Sementara saya, gabungan dari keduanya. Tergantung suasana hati ingin mengerjakan tugas di perpustakaan atau di rumah. Bagi Jenny asrama adalah tempat istirahat dan melepas penat, maka dia senang sekali mengundang teman-temannya untuk berpesta. Bagi saya yang suka menyendiri, ini sangat mengganggu. Apalagi ketika saya sedang ingin belajar di rumah. Sebagai kompromi, saya akan berbicara dengan Jenny, kapan saya ada ujian atau presentasi, sehingga dia tidak akan menggelar pesta di asrama.

Selain itu, kebersihan asrama harus dijaga. Bapak Kos bisa datang pada waktu yang tak terduga. Untuk mengecek kerapian dan kebersihan asrama. Ketika musim dingin akan segera tiba, dia akan datang mengecek pemanas ruangan untuk memastikan bahwa tidak ada masalah. Ketika musim dingin, suhu udara bisa sampai minus 5 derajat celcius. Pada saat seperti itu, pemanas ruangan harus bekerja secara maksimal.

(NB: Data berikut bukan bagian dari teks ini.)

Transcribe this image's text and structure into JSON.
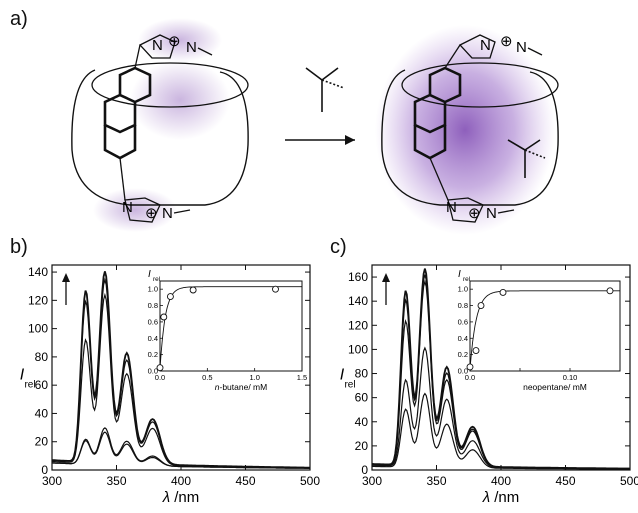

Penampakan kamar kosong di asrama mahasiswa Konstanz, 2017Foto: Privat

Tinggal jauh dari orangtua dan sanak saudara berarti harus melakukan semua pekerjaan rumah tangga sendiri. Karena kami tinggal bertiga, maka tugas pun dibagi tiga, yaitu antara menyapu dan mengepel, membuang sampah atau membersihkan dapur. Tiga tugas ini digilir seminggu sekali. Perihal membuang sampah, kami harus menyortir sampah ke berbagai kantong plastik dan tempat sampah. Misalnya gelber Sack merupakan kantong plastik khusus kemasan berbagai produk. Sedangkan untuk kertas yang sudah terpakai, harus dibuang ke tempat sampah khusus kertas. Kalau sampah botol, harus disortir lagi berdasarkan warnanya. Ada Biomüll untuk sampah sayuran dan buah-buahan. Ada juga Restmüll untuk sampah yang tidak dapat didaur ulang misalnya debu dari kantung penyedot debu.

Untuk urusan sepele seperti bersih-bersih, kadang para tetangga saling menyalahkan satu sama lain. Anna bilang kalau Jenny malas mencuci piring. Berhari-hari dibiarkan kotor begitu saja di dapur. Hari yang lain, Jenny bilang kalau saya belum membuang sampah organik. Padahal isi sampah itu punya dia semua. Lain hari, Jenny menyalahkan Anna karena isi kulkas penuh dengan makanan Anna semua, sehingga tidak ada tempat lagi.

Selain tugas bersih-bersih yang telah dibagi tiga, kami juga harus masak dan mencuci baju sendiri. Karena saya orang Asia sendiri di antara kami bertiga, bahkan cara memasak pun mengakibatkan culture shock. Misalnya ketika saya masak nasi dengan magic jar. Mereka tidak pernah melihat ini sebelumnya dan terheran-heran. Juga ketika saya membuat mie instan dengan telur. Mereka kaget karena belum pernah melihat orang merebus telur tanpa cangkang berbarengan dengan mie.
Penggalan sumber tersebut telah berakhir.